First, previous trials of psilocybin have been criticized for a functional unblinding due to lack of side effects with an inactive or only mildly active placebo. This suggests that the magnitude of effect seen with psilocybin in these trials could have been exaggerated. In this trial, however, the use of niacin as an active control allowed for better blinding of the intervention. The differential loss to follow up, 21 percent in the niacin group compared to only two percent in the psilocybin group, could suggest that patients might have known the difference to some extent. It could also mean, however, that the psilocybin worked better, and more patients in the niacin group were still too depressed to come back for follow-up.

Second, the fact that the improvements persisted at six weeks in this study is very promising, as previous studies mostly evaluated much shorter-term outcomes.

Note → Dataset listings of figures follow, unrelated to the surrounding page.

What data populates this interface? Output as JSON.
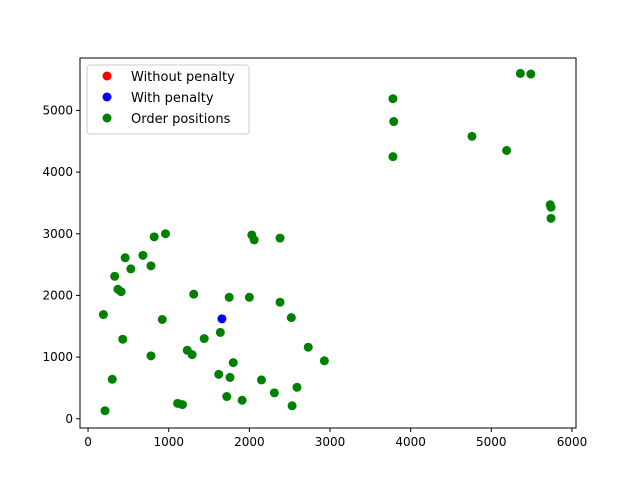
{
  "chart_data": {
    "type": "scatter",
    "title": "",
    "xlabel": "",
    "ylabel": "",
    "xlim": [
      -100,
      6050
    ],
    "ylim": [
      -150,
      5850
    ],
    "xticks": [
      0,
      1000,
      2000,
      3000,
      4000,
      5000,
      6000
    ],
    "yticks": [
      0,
      1000,
      2000,
      3000,
      4000,
      5000
    ],
    "grid": false,
    "legend_position": "upper-left",
    "series": [
      {
        "name": "Without penalty",
        "color": "#ff0000",
        "points": []
      },
      {
        "name": "With penalty",
        "color": "#0000ff",
        "points": [
          [
            1660,
            1620
          ]
        ]
      },
      {
        "name": "Order positions",
        "color": "#008000",
        "points": [
          [
            5360,
            5600
          ],
          [
            5490,
            5590
          ],
          [
            3780,
            5190
          ],
          [
            3790,
            4820
          ],
          [
            3780,
            4250
          ],
          [
            4760,
            4580
          ],
          [
            5190,
            4350
          ],
          [
            5730,
            3470
          ],
          [
            5740,
            3430
          ],
          [
            5740,
            3250
          ],
          [
            820,
            2950
          ],
          [
            960,
            3000
          ],
          [
            2030,
            2980
          ],
          [
            2060,
            2900
          ],
          [
            2380,
            2930
          ],
          [
            460,
            2610
          ],
          [
            680,
            2650
          ],
          [
            780,
            2480
          ],
          [
            530,
            2430
          ],
          [
            330,
            2310
          ],
          [
            370,
            2100
          ],
          [
            410,
            2060
          ],
          [
            1310,
            2020
          ],
          [
            1750,
            1970
          ],
          [
            2000,
            1970
          ],
          [
            2380,
            1890
          ],
          [
            190,
            1690
          ],
          [
            920,
            1610
          ],
          [
            2520,
            1640
          ],
          [
            1640,
            1400
          ],
          [
            1440,
            1300
          ],
          [
            430,
            1290
          ],
          [
            1230,
            1110
          ],
          [
            1290,
            1040
          ],
          [
            2730,
            1160
          ],
          [
            2930,
            940
          ],
          [
            780,
            1020
          ],
          [
            1800,
            910
          ],
          [
            1620,
            720
          ],
          [
            1760,
            670
          ],
          [
            2150,
            630
          ],
          [
            300,
            640
          ],
          [
            2590,
            510
          ],
          [
            2310,
            420
          ],
          [
            1720,
            360
          ],
          [
            1910,
            300
          ],
          [
            1110,
            250
          ],
          [
            1170,
            230
          ],
          [
            2530,
            210
          ],
          [
            210,
            130
          ]
        ]
      }
    ]
  }
}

As an aside, from time to time we talk about how per-protocol (PP) analyses tend to overestimate the magnitude of effect compared to intention-to-treat (ITT) analyses in superiority trials. This phenomenon is demonstrated in this trial, with a higher magnitude of effect seen in the PP analysis compared to the ITT, in the setting of a higher dropout rate in the control group. In addition, sustained remission rates were not significantly improved in the ITT analysis, but the differences were significant with PP. Patients drop out for a variety of reasons, but are often sicker or less adherent, both of which we know to be associated with worse outcomes in general. So, if you compare a group where people with worse outcomes were removed to one where they are included (as is done with PP), the treatment effect may appear better than it truly is.

While psilocybin is not a magic pill, and it involves some effort on the patient’s part to show up to the day-long therapy session, the magnitude of benefit compared to other available treatments for major depressive disorder and the relative lack of adverse effects suggests that this treatment might be about ready for prime time.